Mientras comentaban lo linda que era la muchacha que llevaba el vestido rojo, se sentaron en unas raíces grandes y nudosas del enorme tamarindo, y empezaron a desenrollar las cuerdas. Luis también buscó su teléfono para poner un poco de música. Fue en ese instante que Cristian vio movimiento a su izquierda, tras unos matorrales.

―Hay alguien allí ―susurró a Luis.

El muchacho dejó de buscar música en su celular y miró hacia donde indicaba Cris. Durante un momento no pasó nada. Nada se movió, ni ellos ni el arbusto. Cuando parecía que nada iba a ocurrir, que Cristian había sido engañado por el reflejo del agua, el arbusto se movió otra vez.

Ambos chicos se pusieron de pie de un salto y se miraron interrogativos.
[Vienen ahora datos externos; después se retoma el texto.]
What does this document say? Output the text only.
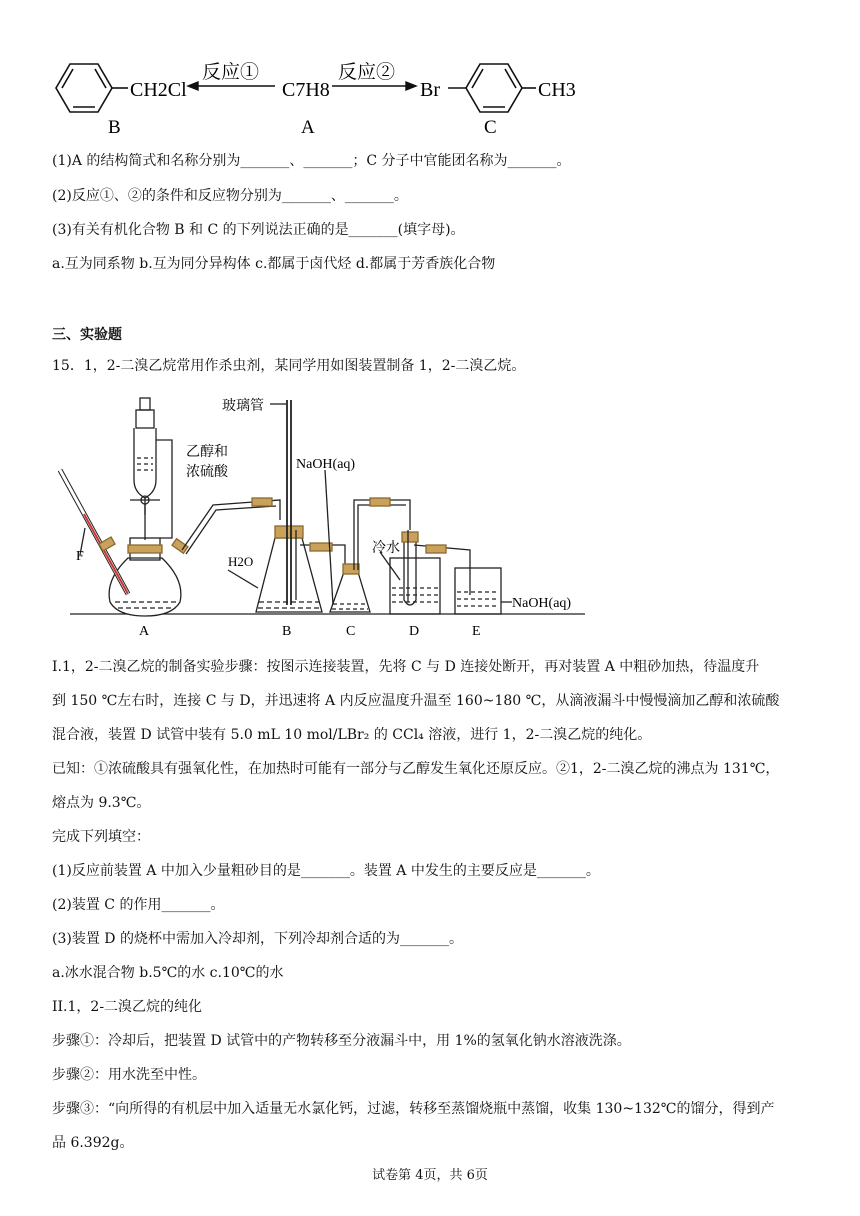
CH2Cl
反应①
C7H8
反应②
Br	CH3
B	A	C
(1)A 的结构简式和名称分别为_______、_______；C 分子中官能团名称为_______。
(2)反应①、②的条件和反应物分别为_______、_______。
(3)有关有机化合物 B 和 C 的下列说法正确的是_______(填字母)。
a.互为同系物 b.互为同分异构体 c.都属于卤代烃 d.都属于芳香族化合物
三、实验题
15．1，2-二溴乙烷常用作杀虫剂，某同学用如图装置制备 1，2-二溴乙烷。
玻璃管
乙醇和
浓硫酸
NaOH(aq)
冷水
H2O
NaOH(aq)
F
A	B	C	D	E
I.1，2-二溴乙烷的制备实验步骤：按图示连接装置，先将 C 与 D 连接处断开，再对装置 A 中粗砂加热，待温度升
到 150 ℃左右时，连接 C 与 D，并迅速将 A 内反应温度升温至 160~180 ℃，从滴液漏斗中慢慢滴加乙醇和浓硫酸
混合液，装置 D 试管中装有 5.0 mL 10 mol/LBr₂ 的 CCl₄ 溶液，进行 1，2-二溴乙烷的纯化。
已知：①浓硫酸具有强氧化性，在加热时可能有一部分与乙醇发生氧化还原反应。②1，2-二溴乙烷的沸点为 131℃，
熔点为 9.3℃。
完成下列填空：
(1)反应前装置 A 中加入少量粗砂目的是_______。装置 A 中发生的主要反应是_______。
(2)装置 C 的作用_______。
(3)装置 D 的烧杯中需加入冷却剂，下列冷却剂合适的为_______。
a.冰水混合物 b.5℃的水 c.10℃的水
II.1，2-二溴乙烷的纯化
步骤①：冷却后，把装置 D 试管中的产物转移至分液漏斗中，用 1%的氢氧化钠水溶液洗涤。
步骤②：用水洗至中性。
步骤③：“向所得的有机层中加入适量无水氯化钙，过滤，转移至蒸馏烧瓶中蒸馏，收集 130~132℃的馏分，得到产
品 6.392g。
试卷第 4页，共 6页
Cristian fue el primero en ir a ver. Luis lo siguió a tres pasos de distancia.

Titubeó al momento de asomarse por los matorrales. De pronto tenía la sensación de que nada de lo que allí había le concernía de manera alguna. Tuvo la fuerte premonición de que, fuera lo que fuera, no tenía que ver con él, y que únicamente le acarrearía problemas. Durante un momento absurdo incluso pensó que tras el arbusto le esperaba un lagarto, que había ascendido desde el Subín, listo para echársele encima.

Al final, se armó de coraje y se asomó cauteloso sobre la maleza.

Si efectivamente un lagarto se le hubiera echado encima, no se habría sorprendido menos.